The present study focused on one possible variable with respect to MPCs and post-MI remodeling, and demonstrated that MPC concentration influenced the degree of LV remodeling, collagen structure, and underlying determinants of extracellular matrix turnover. An example of these cellular and extracellular variants are summarized in Figure 5, which depicts decreased LV dilation, increased collagen degradation, decreased borderzone collagen content, and increased borderzone MMP-9 levels at the lowest MPC concentration while the highest MPC concentration displays opposing trends. Future MPC studies will be needed to address questions regarding the optimal cell preparation, delivery method, and delivery location, while taking into account the influence of MPC concentration.

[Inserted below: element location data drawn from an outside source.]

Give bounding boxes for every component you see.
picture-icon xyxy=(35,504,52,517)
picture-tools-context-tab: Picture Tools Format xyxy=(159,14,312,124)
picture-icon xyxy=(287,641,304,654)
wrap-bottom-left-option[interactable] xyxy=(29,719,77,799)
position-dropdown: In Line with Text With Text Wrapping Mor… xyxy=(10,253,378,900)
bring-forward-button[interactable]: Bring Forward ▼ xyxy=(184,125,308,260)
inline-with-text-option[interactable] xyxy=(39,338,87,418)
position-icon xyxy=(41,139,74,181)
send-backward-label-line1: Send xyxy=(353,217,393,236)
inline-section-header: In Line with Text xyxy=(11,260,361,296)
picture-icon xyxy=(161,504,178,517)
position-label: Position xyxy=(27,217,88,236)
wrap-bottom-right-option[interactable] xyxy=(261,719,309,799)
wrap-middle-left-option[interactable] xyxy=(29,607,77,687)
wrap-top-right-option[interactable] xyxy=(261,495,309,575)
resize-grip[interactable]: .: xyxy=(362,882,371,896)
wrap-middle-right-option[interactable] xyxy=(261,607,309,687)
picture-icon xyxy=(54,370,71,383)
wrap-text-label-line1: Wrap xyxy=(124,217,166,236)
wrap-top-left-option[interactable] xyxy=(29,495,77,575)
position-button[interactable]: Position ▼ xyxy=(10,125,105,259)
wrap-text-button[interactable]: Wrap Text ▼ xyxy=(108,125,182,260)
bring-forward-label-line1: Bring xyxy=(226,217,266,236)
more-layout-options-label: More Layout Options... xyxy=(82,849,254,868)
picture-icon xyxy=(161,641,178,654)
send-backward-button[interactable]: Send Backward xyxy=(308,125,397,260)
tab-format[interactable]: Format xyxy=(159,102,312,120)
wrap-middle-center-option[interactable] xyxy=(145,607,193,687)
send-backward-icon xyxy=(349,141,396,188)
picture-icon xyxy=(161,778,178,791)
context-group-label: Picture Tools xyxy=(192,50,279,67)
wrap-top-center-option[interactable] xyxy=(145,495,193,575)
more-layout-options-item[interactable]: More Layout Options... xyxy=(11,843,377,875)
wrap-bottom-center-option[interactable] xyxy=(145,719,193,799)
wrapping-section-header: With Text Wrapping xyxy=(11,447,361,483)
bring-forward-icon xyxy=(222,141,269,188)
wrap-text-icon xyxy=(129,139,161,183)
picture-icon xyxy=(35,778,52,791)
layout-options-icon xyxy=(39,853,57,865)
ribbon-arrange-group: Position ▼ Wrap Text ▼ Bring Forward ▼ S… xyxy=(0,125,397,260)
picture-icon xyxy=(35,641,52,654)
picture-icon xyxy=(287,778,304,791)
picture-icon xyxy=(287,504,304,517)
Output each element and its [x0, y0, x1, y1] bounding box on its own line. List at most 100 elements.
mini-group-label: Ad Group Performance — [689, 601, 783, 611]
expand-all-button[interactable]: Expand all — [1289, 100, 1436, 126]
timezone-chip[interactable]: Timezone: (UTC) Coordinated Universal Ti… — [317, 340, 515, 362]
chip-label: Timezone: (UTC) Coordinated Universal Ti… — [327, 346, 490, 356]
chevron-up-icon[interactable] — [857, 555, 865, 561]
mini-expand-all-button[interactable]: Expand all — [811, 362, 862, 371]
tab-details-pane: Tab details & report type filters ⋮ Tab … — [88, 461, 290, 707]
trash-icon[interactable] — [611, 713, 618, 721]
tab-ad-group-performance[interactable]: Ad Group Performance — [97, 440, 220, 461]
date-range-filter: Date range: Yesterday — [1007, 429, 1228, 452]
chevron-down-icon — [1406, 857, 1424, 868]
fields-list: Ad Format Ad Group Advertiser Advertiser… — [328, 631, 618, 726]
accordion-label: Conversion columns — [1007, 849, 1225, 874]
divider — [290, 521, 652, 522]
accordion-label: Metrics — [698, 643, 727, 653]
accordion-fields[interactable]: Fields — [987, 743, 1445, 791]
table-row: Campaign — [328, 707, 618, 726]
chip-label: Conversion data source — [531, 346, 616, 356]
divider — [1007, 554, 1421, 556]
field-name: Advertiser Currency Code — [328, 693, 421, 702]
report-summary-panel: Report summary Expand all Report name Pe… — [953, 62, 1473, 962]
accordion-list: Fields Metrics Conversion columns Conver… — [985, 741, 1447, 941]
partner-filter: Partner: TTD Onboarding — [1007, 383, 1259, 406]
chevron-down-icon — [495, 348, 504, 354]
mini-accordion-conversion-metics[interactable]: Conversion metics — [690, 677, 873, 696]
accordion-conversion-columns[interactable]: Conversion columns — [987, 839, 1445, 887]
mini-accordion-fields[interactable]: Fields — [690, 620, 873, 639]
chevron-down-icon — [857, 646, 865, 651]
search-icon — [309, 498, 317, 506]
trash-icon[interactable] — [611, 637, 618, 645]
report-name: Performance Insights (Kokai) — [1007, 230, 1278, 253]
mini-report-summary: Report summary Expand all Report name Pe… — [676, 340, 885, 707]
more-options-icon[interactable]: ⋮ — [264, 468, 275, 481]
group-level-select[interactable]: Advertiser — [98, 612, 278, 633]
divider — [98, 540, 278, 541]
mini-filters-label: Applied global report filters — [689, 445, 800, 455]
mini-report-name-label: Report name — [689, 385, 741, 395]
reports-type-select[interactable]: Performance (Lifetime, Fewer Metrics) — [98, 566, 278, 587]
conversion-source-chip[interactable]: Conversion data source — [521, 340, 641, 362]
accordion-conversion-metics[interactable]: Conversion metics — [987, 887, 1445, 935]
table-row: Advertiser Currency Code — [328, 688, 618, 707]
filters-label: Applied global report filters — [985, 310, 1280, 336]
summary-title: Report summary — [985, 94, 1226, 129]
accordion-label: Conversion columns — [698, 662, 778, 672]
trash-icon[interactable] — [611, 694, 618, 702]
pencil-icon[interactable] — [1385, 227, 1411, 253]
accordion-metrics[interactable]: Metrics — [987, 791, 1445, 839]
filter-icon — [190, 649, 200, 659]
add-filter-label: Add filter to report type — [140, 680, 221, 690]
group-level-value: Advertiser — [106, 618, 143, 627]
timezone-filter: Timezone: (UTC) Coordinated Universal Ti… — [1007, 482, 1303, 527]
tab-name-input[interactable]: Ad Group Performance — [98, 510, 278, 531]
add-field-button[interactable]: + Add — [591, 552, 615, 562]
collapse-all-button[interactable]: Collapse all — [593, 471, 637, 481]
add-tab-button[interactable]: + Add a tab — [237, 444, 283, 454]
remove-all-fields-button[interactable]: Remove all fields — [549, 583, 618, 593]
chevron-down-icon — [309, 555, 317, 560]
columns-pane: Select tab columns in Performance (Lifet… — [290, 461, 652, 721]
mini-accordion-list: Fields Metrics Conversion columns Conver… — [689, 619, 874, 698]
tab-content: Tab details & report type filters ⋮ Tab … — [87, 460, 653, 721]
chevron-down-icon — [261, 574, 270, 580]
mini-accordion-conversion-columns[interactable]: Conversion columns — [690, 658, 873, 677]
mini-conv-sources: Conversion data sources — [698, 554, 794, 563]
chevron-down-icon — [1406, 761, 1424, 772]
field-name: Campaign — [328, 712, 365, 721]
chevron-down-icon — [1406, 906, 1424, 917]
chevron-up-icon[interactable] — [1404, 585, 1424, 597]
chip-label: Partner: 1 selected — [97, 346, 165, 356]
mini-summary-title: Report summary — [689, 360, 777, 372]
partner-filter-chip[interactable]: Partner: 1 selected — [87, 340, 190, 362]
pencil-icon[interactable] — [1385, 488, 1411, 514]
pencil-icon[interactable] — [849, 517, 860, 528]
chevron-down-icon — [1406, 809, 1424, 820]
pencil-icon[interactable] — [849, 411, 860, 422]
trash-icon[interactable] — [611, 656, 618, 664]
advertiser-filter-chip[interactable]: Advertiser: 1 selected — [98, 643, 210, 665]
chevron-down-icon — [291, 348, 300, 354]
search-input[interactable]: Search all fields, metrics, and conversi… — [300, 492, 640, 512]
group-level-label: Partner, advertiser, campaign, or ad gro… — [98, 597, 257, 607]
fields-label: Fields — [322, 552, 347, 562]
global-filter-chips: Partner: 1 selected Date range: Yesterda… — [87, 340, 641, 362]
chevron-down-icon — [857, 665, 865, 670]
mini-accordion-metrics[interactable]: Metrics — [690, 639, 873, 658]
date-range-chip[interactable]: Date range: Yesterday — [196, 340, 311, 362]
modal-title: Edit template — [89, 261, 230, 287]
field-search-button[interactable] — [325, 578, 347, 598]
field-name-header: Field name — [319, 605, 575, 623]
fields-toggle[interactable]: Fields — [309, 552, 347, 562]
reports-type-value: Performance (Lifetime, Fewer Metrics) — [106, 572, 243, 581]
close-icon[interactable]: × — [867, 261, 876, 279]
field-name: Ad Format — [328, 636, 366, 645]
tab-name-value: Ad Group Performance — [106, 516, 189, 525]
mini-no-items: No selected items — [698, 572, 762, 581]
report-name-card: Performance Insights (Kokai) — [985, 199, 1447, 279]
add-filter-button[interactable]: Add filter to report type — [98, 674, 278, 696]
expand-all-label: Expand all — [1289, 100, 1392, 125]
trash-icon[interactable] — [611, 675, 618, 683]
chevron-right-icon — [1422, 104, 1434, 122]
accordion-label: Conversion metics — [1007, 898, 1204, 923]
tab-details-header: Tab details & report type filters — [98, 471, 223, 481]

Funding Sources This research was supported by NIH grants HL63954, HL71137, HL73021, HL59165, a Merit Award from the Veterans' Affairs Health Administration, and by Angioblast Systems, New York, NY. Dr. J. Gorman and Dr. R. Gorman are supported by individual Established Investigator Awards from the American Heart Association (Dallas, TX). Mr. Schuster, Dr. Martens and Dr. Itescu are employees of Angioblast System, Inc.
Conflict of Interest Disclosures Jennifer A. Dixon MD: None, Robert C. Gorman MD: None, Robert E. Stroud MS: None, Shenikqua Bouges BS: None, Hamamoto Hirotsugu MD: None, Joseph H. Gorman III MD: None, Timothy P. Martens MD: None, Silviu Itescu MBBS: None, Michael D. Schuster MD: None, Theodore Plappert CVT: None, Martin G St. John-Sutton MBBS: None, Francis G. Spinale, MD, PhD: None.